Burgemeester en wethouders van Delft,

 

 

 

J.P. Torenstra                           ,burgemeester.

 

 

 

H.G.L.M. Camps                       ,secretaris.

                                              

­


Stuk 105 II

416072

 

 

De raad der gemeente Delft;

gelezen het voorstel van het college van 8 juni 2004;

overwegende dat het gewenst is dat er een Nota Standplaatsenbeleid 2004 wordt vastgesteld;

b e s l u i t :

-      artikel 130 lid 5 van de Algemene Plaatselijke Verordening voor Delft 1992, zoals laatstelijk gewijzigd bij raadsbesluit van 18 december 2003, als volgt te wijzigen:

a.    in de aanhef na "kan" toevoegen "in ieder geval";

b.    aan lid 5 toevoegen sub "g", luidend: "indien vergunningverlening strijd zou opleveren met bestaand beleid, waaronder het maximum-stelsel, zoals vastgelegd in de Nota standplaatsenbeleid 2004."

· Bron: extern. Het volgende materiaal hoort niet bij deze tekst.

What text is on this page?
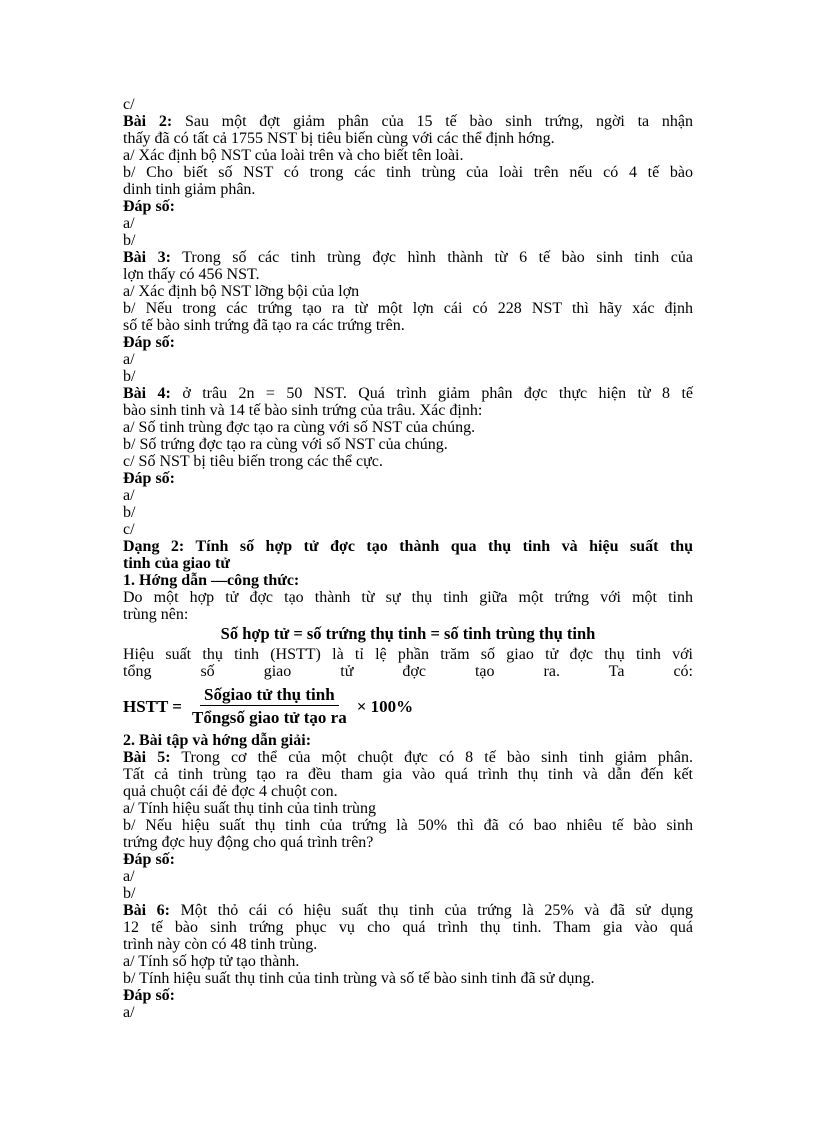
c/
Bài 2: Sau một đợt giảm phân của 15 tế bào sinh trứng, ngời ta nhận
thấy đã có tất cả 1755 NST bị tiêu biến cùng với các thể định hớng.
a/ Xác định bộ NST của loài trên và cho biết tên loài.
b/ Cho biết số NST có trong các tinh trùng của loài trên nếu có 4 tế bào
dinh tinh giảm phân.
Đáp số:
a/
b/
Bài 3: Trong số các tinh trùng đợc hình thành từ 6 tế bào sinh tinh của
lợn thấy có 456 NST.
a/ Xác định bộ NST lỡng bội của lợn
b/ Nếu trong các trứng tạo ra từ một lợn cái có 228 NST thì hãy xác định
số tế bào sinh trứng đã tạo ra các trứng trên.
Đáp số:
a/
b/
Bài 4: ở trâu 2n = 50 NST. Quá trình giảm phân đợc thực hiện từ 8 tế
bào sinh tinh và 14 tế bào sinh trứng của trâu. Xác định:
a/ Số tinh trùng đợc tạo ra cùng với số NST của chúng.
b/ Số trứng đợc tạo ra cùng với số NST của chúng.
c/ Số NST bị tiêu biến trong các thể cực.
Đáp số:
a/
b/
c/
Dạng 2: Tính số hợp tử đợc tạo thành qua thụ tinh và hiệu suất thụ
tinh của giao tử
1. Hớng dẫn —công thức:
Do một hợp tử đợc tạo thành từ sự thụ tinh giữa một trứng với một tinh
trùng nên:
Số hợp tử = số trứng thụ tinh = số tinh trùng thụ tinh
Hiệu suất thụ tinh (HSTT) là tỉ lệ phần trăm số giao tử đợc thụ tinh với
tổng số giao tử đợc tạo ra. Ta có:
HSTT = $\frac{\text{Sốgiao tử thụ tinh}}{\text{Tổngsố giao tử tạo ra}} \times 100\%$
2. Bài tập và hớng dẫn giải:
Bài 5: Trong cơ thể của một chuột đực có 8 tế bào sinh tinh giảm phân.
Tất cả tinh trùng tạo ra đều tham gia vào quá trình thụ tinh và dẫn đến kết
quả chuột cái đẻ đợc 4 chuột con.
a/ Tính hiệu suất thụ tinh của tinh trùng
b/ Nếu hiệu suất thụ tinh của trứng là 50% thì đã có bao nhiêu tế bào sinh
trứng đợc huy động cho quá trình trên?
Đáp số:
a/
b/
Bài 6: Một thỏ cái có hiệu suất thụ tinh của trứng là 25% và đã sử dụng
12 tế bào sinh trứng phục vụ cho quá trình thụ tinh. Tham gia vào quá
trình này còn có 48 tinh trùng.
a/ Tính số hợp tử tạo thành.
b/ Tính hiệu suất thụ tinh của tinh trùng và số tế bào sinh tinh đã sử dụng.
Đáp số:
a/
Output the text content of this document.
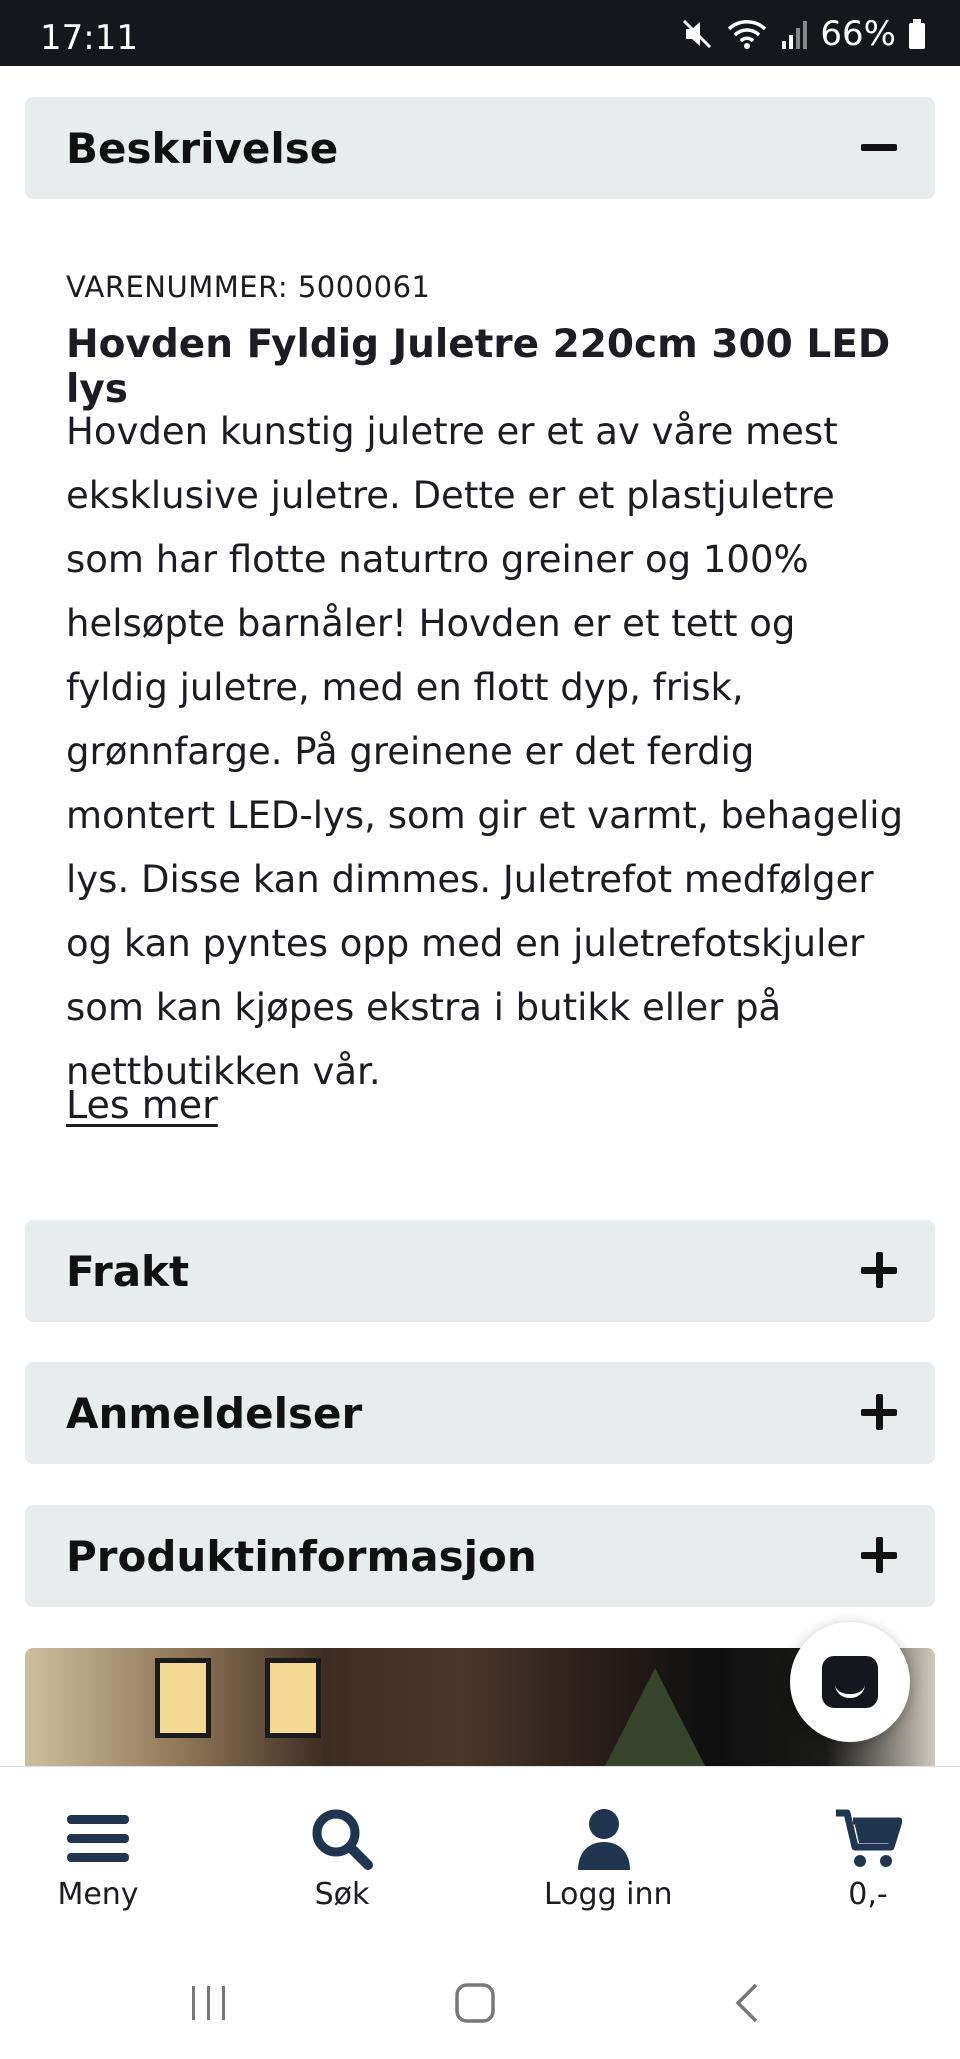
17:11	66%
Beskrivelse
VARENUMMER: 5000061
Hovden Fyldig Juletre 220cm 300 LED lys
Hovden kunstig juletre er et av våre mest eksklusive juletre. Dette er et plastjuletre som har flotte naturtro greiner og 100% helsøpte barnåler! Hovden er et tett og fyldig juletre, med en flott dyp, frisk, grønnfarge. På greinene er det ferdig montert LED-lys, som gir et varmt, behagelig lys. Disse kan dimmes. Juletrefot medfølger og kan pyntes opp med en juletrefotskjuler som kan kjøpes ekstra i butikk eller på nettbutikken vår.
Les mer
Frakt
Anmeldelser
Produktinformasjon
Meny	Søk	Logg inn	0,-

c.    het huidige lid 6 wijzigen in lid 7;

d.       een nieuw lid 6 toevoegen, luidend: "Het college van burgemeester en wethouders is bevoegd wijzigingen aan te brengen in het maximum-stelsel, zoals bedoeld onder sub b."

 

Aldus vastgesteld in de openbare raadsvergadering van 24 juni 2004.

 

 

 

                                                                       ,plv.voorzitter.

N.A.J.M. van Doeveren

 

 

 

                                                                       ,griffier.